Um «galo» a voar para longe da aflição nas penas de Pablo
Um banquete servido pelo chef Pablo permitiu ao galo saciar a fome de vitórias às custas de um Boavista que deu ares de uma certa resignação perante as adversidades e vê a vida complicar-se a cada jornada que passa. Já o Gil Vicente, que não vencia desde meados de janeiro, ganha outro fôlego na corrida pela permanência na Liga.
O «medo» de deixar fugir o jogo demasiado cedo toldou as duas equipas ao longo da primeira parte, com alguns espasmos de irreverência pelo meio, quase todos assinados por Touré e Bermejo, os mais inconformados no lado gilista. Até à meia hora, os extremos assumiram o protagonismo, ainda que ténue, já que lhes ia faltando maior assertividade na hora de definir os lances que o seu talento era capaz de criar.
A primeira ocasião flagrante de golo pertenceu mesmo aos minhotos, aos 32 minutos, saída da cabeça de Pablo, que Vaclík negou com uma defesa apertada.
Se chegou até aqui, poderá ter ficado com a ideia de que o Boavista foi uma equipa submissa, o que esteve longe de acontecer.
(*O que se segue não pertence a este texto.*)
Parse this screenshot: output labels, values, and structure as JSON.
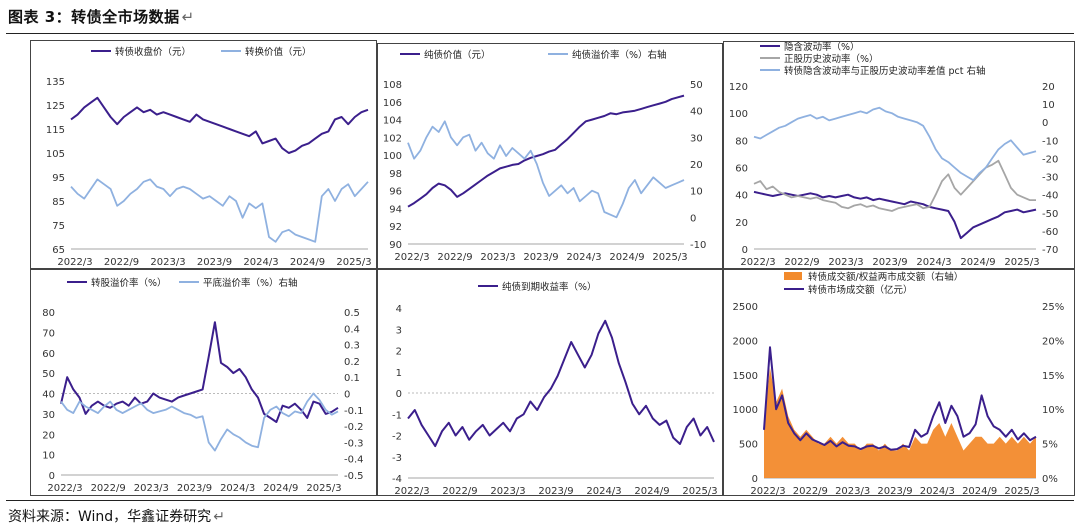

Com uma linha de quatro defesas, os axadrezados tentavam pressionar alto, mas a segurança que o Gil privilegiou no seu jogo, sobretudo com a bola em sua posse, bastou para anular as intenções adversárias.
A exceção aconteceu em cima do intervalo, quando Kurzawa fugiu pela esquerda e cruzou com a categoria exigida a um internacional francês para um cabeceamento perigoso de Moussa Koné, que Andrew travou com segurança.
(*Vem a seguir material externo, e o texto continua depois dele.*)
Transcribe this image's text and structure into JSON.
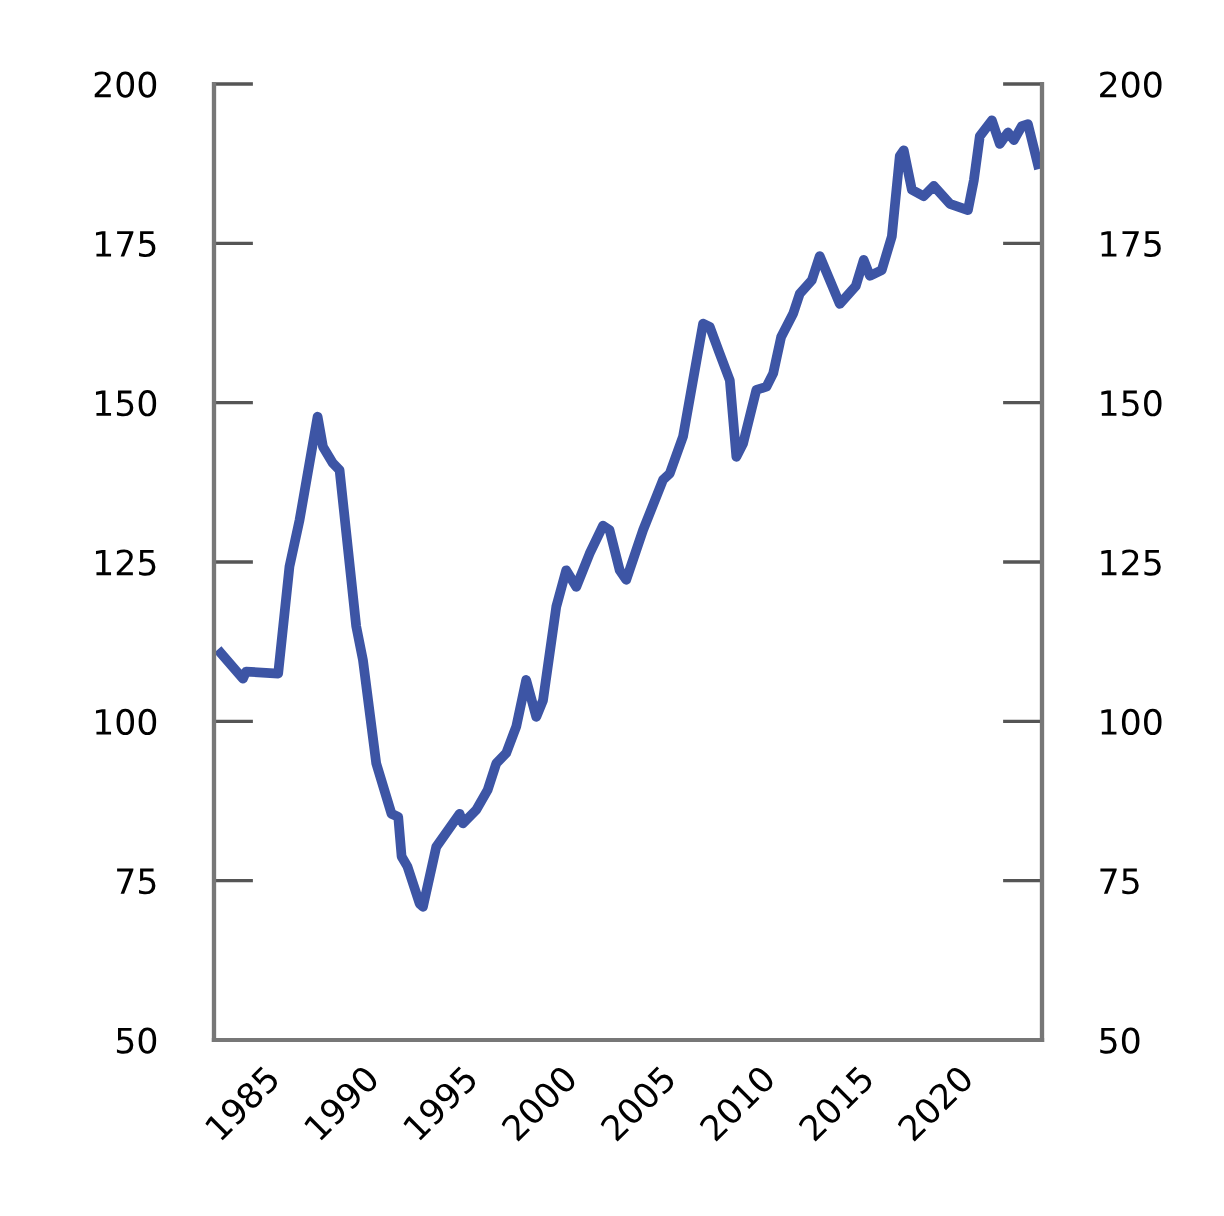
{
  "chart_data": {
    "type": "line",
    "x": [
      1982.85,
      1983.96,
      1984.12,
      1985.74,
      1986.31,
      1986.82,
      1987.73,
      1988.0,
      1988.5,
      1988.84,
      1989.68,
      1990.02,
      1990.69,
      1991.46,
      1991.8,
      1991.97,
      1992.27,
      1992.88,
      1993.05,
      1993.72,
      1994.9,
      1995.07,
      1995.74,
      1996.31,
      1996.75,
      1997.25,
      1997.76,
      1998.26,
      1998.77,
      1999.11,
      1999.78,
      2000.28,
      2000.79,
      2001.46,
      2002.14,
      2002.47,
      2002.98,
      2003.31,
      2004.16,
      2005.17,
      2005.51,
      2006.18,
      2007.19,
      2007.53,
      2008.03,
      2008.54,
      2008.87,
      2009.21,
      2009.88,
      2010.39,
      2010.73,
      2011.13,
      2011.74,
      2012.07,
      2012.68,
      2013.08,
      2014.09,
      2014.9,
      2015.3,
      2015.61,
      2016.21,
      2016.72,
      2017.12,
      2017.32,
      2017.73,
      2018.33,
      2018.84,
      2019.65,
      2020.56,
      2020.86,
      2021.16,
      2021.77,
      2022.17,
      2022.58,
      2022.88,
      2023.28,
      2023.59,
      2024.09
    ],
    "series": [
      {
        "color": "#3d55a5",
        "values": [
          110.7,
          106.7,
          107.8,
          107.5,
          124.3,
          131.6,
          147.8,
          143.1,
          140.5,
          139.4,
          114.9,
          109.6,
          93.4,
          85.5,
          85.0,
          78.8,
          77.2,
          71.4,
          70.9,
          80.3,
          85.5,
          84.0,
          86.1,
          89.2,
          93.4,
          95.0,
          99.2,
          106.5,
          100.7,
          103.3,
          118.0,
          123.7,
          121.1,
          126.3,
          130.7,
          130.0,
          123.7,
          122.2,
          130.0,
          137.9,
          138.9,
          144.7,
          162.4,
          161.9,
          157.7,
          153.5,
          141.5,
          143.6,
          152.0,
          152.5,
          154.6,
          160.3,
          164.0,
          167.1,
          169.2,
          173.0,
          165.5,
          168.3,
          172.4,
          169.9,
          170.8,
          176.1,
          188.7,
          189.6,
          183.4,
          182.4,
          184.0,
          181.2,
          180.2,
          184.9,
          191.8,
          194.3,
          190.6,
          192.4,
          191.2,
          193.4,
          193.7,
          187.4
        ]
      }
    ],
    "xlim": [
      1982.5,
      2024.3
    ],
    "xticks": [
      1985,
      1990,
      1995,
      2000,
      2005,
      2010,
      2015,
      2020
    ],
    "ylim": [
      50,
      200
    ],
    "yticks": [
      50,
      75,
      100,
      125,
      150,
      175,
      200
    ],
    "y2lim": [
      50,
      200
    ],
    "y2ticks": [
      50,
      75,
      100,
      125,
      150,
      175,
      200
    ],
    "grid": false,
    "legend": false,
    "marker": "none",
    "line_style": "solid"
  }
}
Só que, quando pouco o faria prever, a resistência do Boavista desabou com uma entrada em falso na segunda parte. O treinador dos axadrezados, Lito Vidigal, percecionou a desgraça e ainda tentou emendar a mão quando trocou Reisinho por Diaby, mas logo a seguir surgiu o 1-0 do Gil Vicente. A seguir o segundo. E pouco depois o terceiro!
Em apenas dez minutos, o Gil Vicente resolveu o jogo com um hat-trick de Pablo, também ele vindo do nada, perante a descrença total da pantera, que se rendeu de pronto.
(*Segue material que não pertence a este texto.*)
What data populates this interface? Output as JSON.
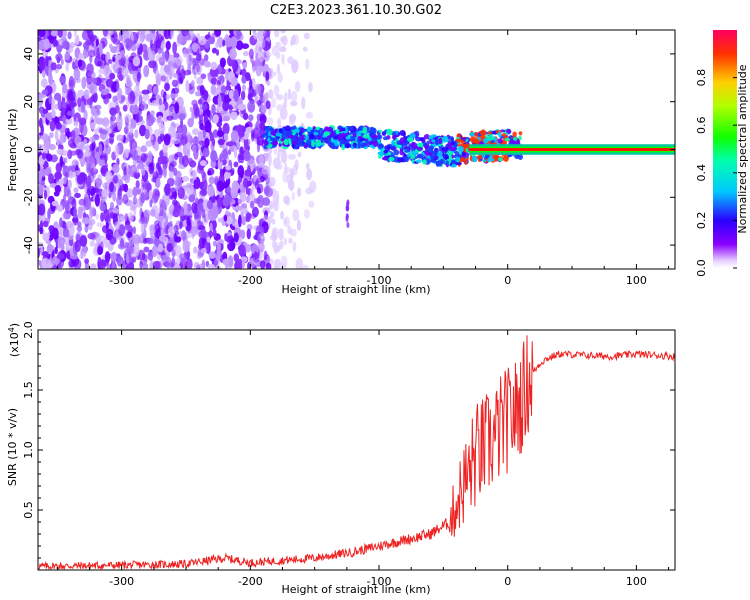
{
  "title": "C2E3.2023.361.10.30.G02",
  "chart_data": [
    {
      "type": "heatmap",
      "xlabel": "Height of straight line (km)",
      "ylabel": "Frequency (Hz)",
      "xlim": [
        -365,
        130
      ],
      "ylim": [
        -50,
        50
      ],
      "x_ticks": [
        -300,
        -200,
        -100,
        0,
        100
      ],
      "y_ticks": [
        -40,
        -20,
        0,
        20,
        40
      ],
      "colorbar": {
        "label": "Normalized spectral amplitude",
        "range": [
          0.0,
          1.0
        ],
        "ticks": [
          0.0,
          0.2,
          0.4,
          0.6,
          0.8
        ]
      },
      "features": [
        {
          "name": "noise",
          "x": [
            -365,
            -160
          ],
          "y": [
            -50,
            50
          ],
          "amplitude": 0.1
        },
        {
          "name": "signal_band",
          "x": [
            -190,
            10
          ],
          "y_center": [
            6,
            0
          ],
          "amplitude": 0.5
        },
        {
          "name": "carrier_line",
          "x": [
            -30,
            130
          ],
          "y": 0,
          "amplitude": 0.9
        }
      ]
    },
    {
      "type": "line",
      "xlabel": "Height of straight line (km)",
      "ylabel": "SNR (10 * v/v)",
      "y_multiplier_label": "(x10",
      "y_multiplier_exp": "4",
      "y_multiplier_close": ")",
      "xlim": [
        -365,
        130
      ],
      "ylim": [
        0,
        2.0
      ],
      "x_ticks": [
        -300,
        -200,
        -100,
        0,
        100
      ],
      "y_ticks": [
        0.5,
        1.0,
        1.5,
        2.0
      ],
      "y_tick_labels": [
        "0.5",
        "1.0",
        "1.5",
        "2.0"
      ],
      "series": [
        {
          "color": "#ee2222",
          "x": [
            -365,
            -300,
            -250,
            -220,
            -200,
            -150,
            -120,
            -100,
            -80,
            -60,
            -45,
            -40,
            -35,
            -30,
            -25,
            -20,
            -15,
            -10,
            -5,
            0,
            5,
            10,
            15,
            20,
            25,
            30,
            40,
            60,
            80,
            100,
            130
          ],
          "y": [
            0.03,
            0.04,
            0.05,
            0.1,
            0.06,
            0.1,
            0.15,
            0.2,
            0.25,
            0.3,
            0.4,
            0.55,
            0.7,
            0.8,
            0.95,
            1.0,
            1.05,
            1.1,
            1.2,
            1.25,
            1.3,
            1.4,
            1.55,
            1.65,
            1.72,
            1.76,
            1.8,
            1.79,
            1.78,
            1.8,
            1.78
          ]
        }
      ]
    }
  ]
}
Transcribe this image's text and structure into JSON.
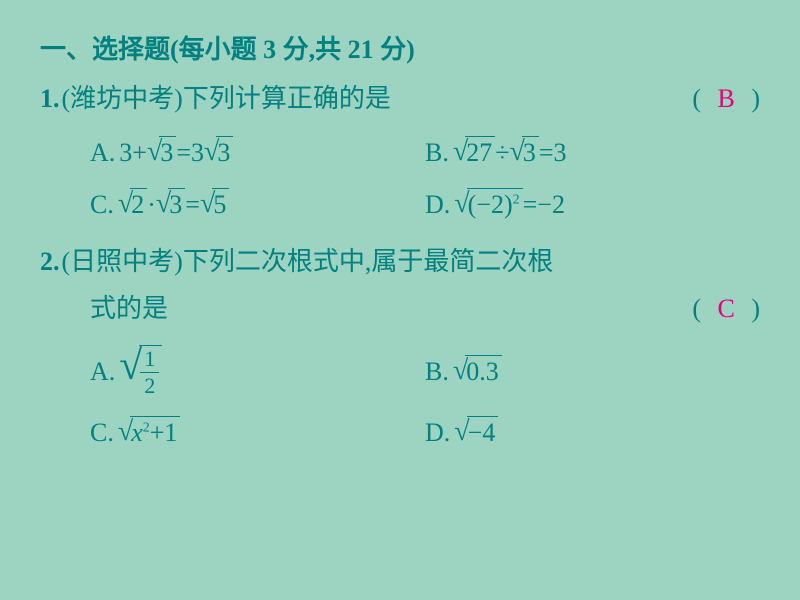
{
  "colors": {
    "bg": "#9dd4c1",
    "text": "#008080",
    "answer": "#e6007e"
  },
  "font": {
    "body_pt": 26,
    "family": "SimSun / KaiTi / Times New Roman"
  },
  "heading": "一、选择题(每小题 3 分,共 21 分)",
  "q1": {
    "num": "1.",
    "source": "(潍坊中考)",
    "stem": "下列计算正确的是",
    "paren_open": "(",
    "paren_close": ")",
    "answer": "B",
    "A_label": "A.",
    "A_expr": "3+√3=3√3",
    "B_label": "B.",
    "B_expr": "√27÷√3=3",
    "C_label": "C.",
    "C_expr": "√2·√3=√5",
    "D_label": "D.",
    "D_expr": "√((−2)²)=−2",
    "A_plain_pre": "3+",
    "A_rad1": "3",
    "A_mid": "=3",
    "A_rad2": "3",
    "B_rad1": "27",
    "B_mid": "÷",
    "B_rad2": "3",
    "B_post": "=3",
    "C_rad1": "2",
    "C_mid": " · ",
    "C_rad2": "3",
    "C_eq": "=",
    "C_rad3": "5",
    "D_rad_inner_a": "(−2)",
    "D_sup": "2",
    "D_post": "=−2"
  },
  "q2": {
    "num": "2.",
    "source": "(日照中考)",
    "stem": "下列二次根式中,属于最简二次根",
    "stem2": "式的是",
    "paren_open": "(",
    "paren_close": ")",
    "answer": "C",
    "A_label": "A.",
    "A_frac_num": "1",
    "A_frac_den": "2",
    "B_label": "B.",
    "B_rad": "0.3",
    "C_label": "C.",
    "C_rad_a": "x",
    "C_sup": "2",
    "C_rad_b": "+1",
    "D_label": "D.",
    "D_rad": "−4"
  }
}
Os ânimos ainda se exaltaram aos 80 minutos, quando Touré foi expulso, «picado» com os adeptos do Boavista. Mas no que a bola diz respeito, o jogo estava há muito fechado, ainda que Bozenik tivesse reduzido, de penálti, no último suspiro.
MOMENTO: Dois golos consecutivos foram demais para o Boavista (56m)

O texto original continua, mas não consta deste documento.